Como todo convencionalismo, a história do Direito é reconhecidamente positivista. Nesse sentido, parece natural que os eventos selecionados para compô-la caminhem do primitivo ao civilizado, num crescendo harmônico até sua maturidade romana resgatada na modernidade sem desgaste aparente.
Desse modo, o Direito responderia a necessidades orgânicas que são equivalentes aos movimentos da história ocidental.
Mas há outra história a ser considerada em sua trajetória: uma história acidental muito mais recente em seus dispositivos de redução e controle, e o Direito, como ferramenta de legitimação que é, tem dado respostas a tais necessidades sociais. É desse Direito e dessa história que tratarei aqui.
Permitam-me, de imediato, recusar todas as evidências que se encontram antes da emergência da civilização da escrita, marcada fundamentalmente pela invenção da prensa mecânica de Gutenberg, do papel e das línguas vernáculas modernas, tudo por volta dos séculos XV e XVI, por duas razões: a absoluta inconfiabilidade dos registros anteriores a esse período e ao papel da história como um dispositivo peculiar de verificação, de construção de verdades e memórias, que se torna hegemônico no século XIX, harmonizando a coerência da nação com a naturalização da desigualdade que caracteriza esse período.
Portanto, a esse momento que chamo de “civilização da escrita”, também corresponde essa história do Direito. Como redutor de humanidade, ou seja, como ferramenta do poder e da dominação aos moldes da cultura europeia moderna.
A grande ruptura se dá com o declínio das comunidades do sacrifício, em que cada um era menor que a totalidade e o grupo e contribuía, se preciso fosse, com seu próprio sacrifício pelo bem do grupo e a sociedade do crime, fundamentada no direito do proprietário.
Essa cultura nasce da tentativa, bem sucedida até certo ponto, de romper com o elo resistente da solidariedade da vila.
Utilizo o termo “vila”, tipicamente europeu, como equivalente a “tribo”, para inferir um tipo de sociabilidade orgânica destacadamente colaborativa e cujo sentido e movimento é sempre circular, seja sua reprodução, seu sentido de tempo e a reciprocidade de doações, favores e trocas que fez da estabilidade sua marca mais indelével.
As vilas e aldeias têm uma existência longeva no tempo e só sofreram modificações significativas por decretos externos advindos de formas inovadoras típicas do poder centralizado que tem inicio justamente com a centralização da Igreja no século XVI, marcadamente provocada pelo Concílio de Trento. Nesse momento tem inicio o processo de crescimento urbano.
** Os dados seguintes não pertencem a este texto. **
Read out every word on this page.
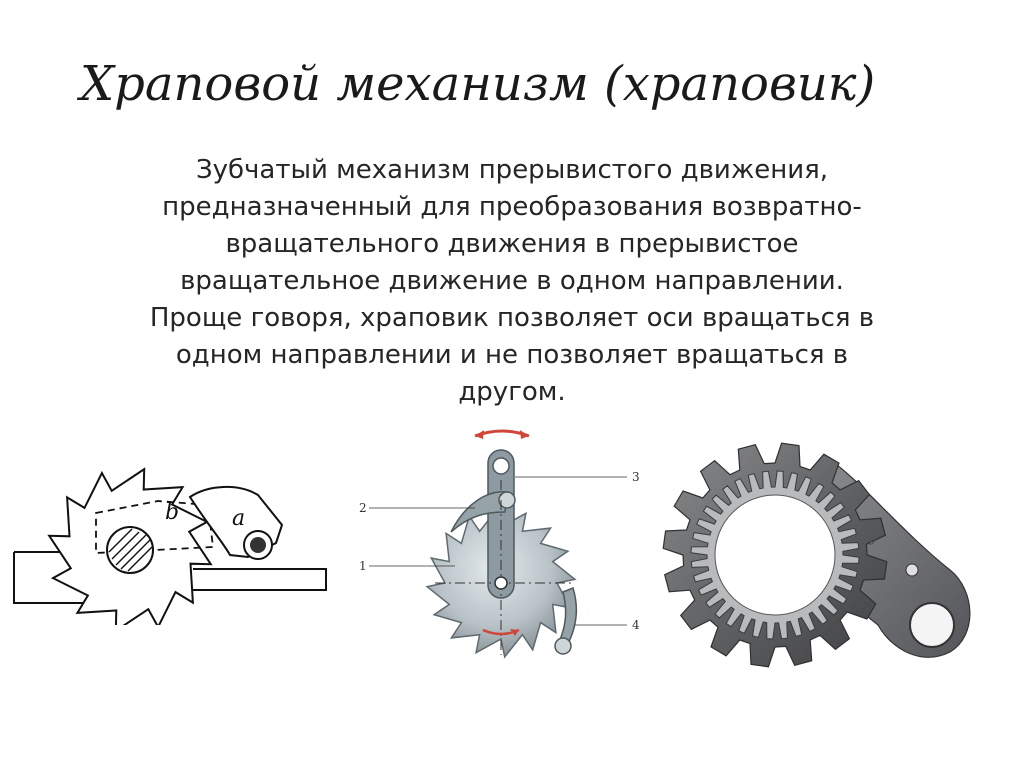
Храповой механизм (храповик)
Зубчатый механизм прерывистого движения,
предназначенный для преобразования возвратно-
вращательного движения в прерывистое
вращательное движение в одном направлении.
Проще говоря, храповик позволяет оси вращаться в
одном направлении и не позволяет вращаться в
другом.
b a	2
1
3
4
É perfeitamente possível reivindicar a memória desse outro tempo e dessa outra sociabilidade sem recorrer somente à imaginação, mas lançando mão de um dispositivo etnológico ao visitarmos as vilas contemporâneas, que ainda conservam essa sociabilidade peculiar de empatias e solidariedade.
Afinal, são laços que demonstram uma vitalidade de difícil dissolução e que registram, portanto, permanências desconcertantes para a mutabilidade exagerada do mundo contemporâneo.
Por isso, o termo que utilizo no título desse artigo é “historicidade”, ferramenta que busca evidências de um início, de uma emergência, e recusa a naturalização frequente e habitual da historia. Historicidade representa um esforço para contemplar um fenômeno do seu nascimento ao seu ocaso, em sua vibração singular.
Se a modernidade reduziu uma grande parte da vida à condição de exploração, a partir do surgimento do direito começaria uma lento caminho de emancipar os fracos sociais com doses diversas de direito poder, a depender sempre de necessidades historicamente dadas. Mas será sempre o direito poder a ferramenta da suposta emancipação dos fracos.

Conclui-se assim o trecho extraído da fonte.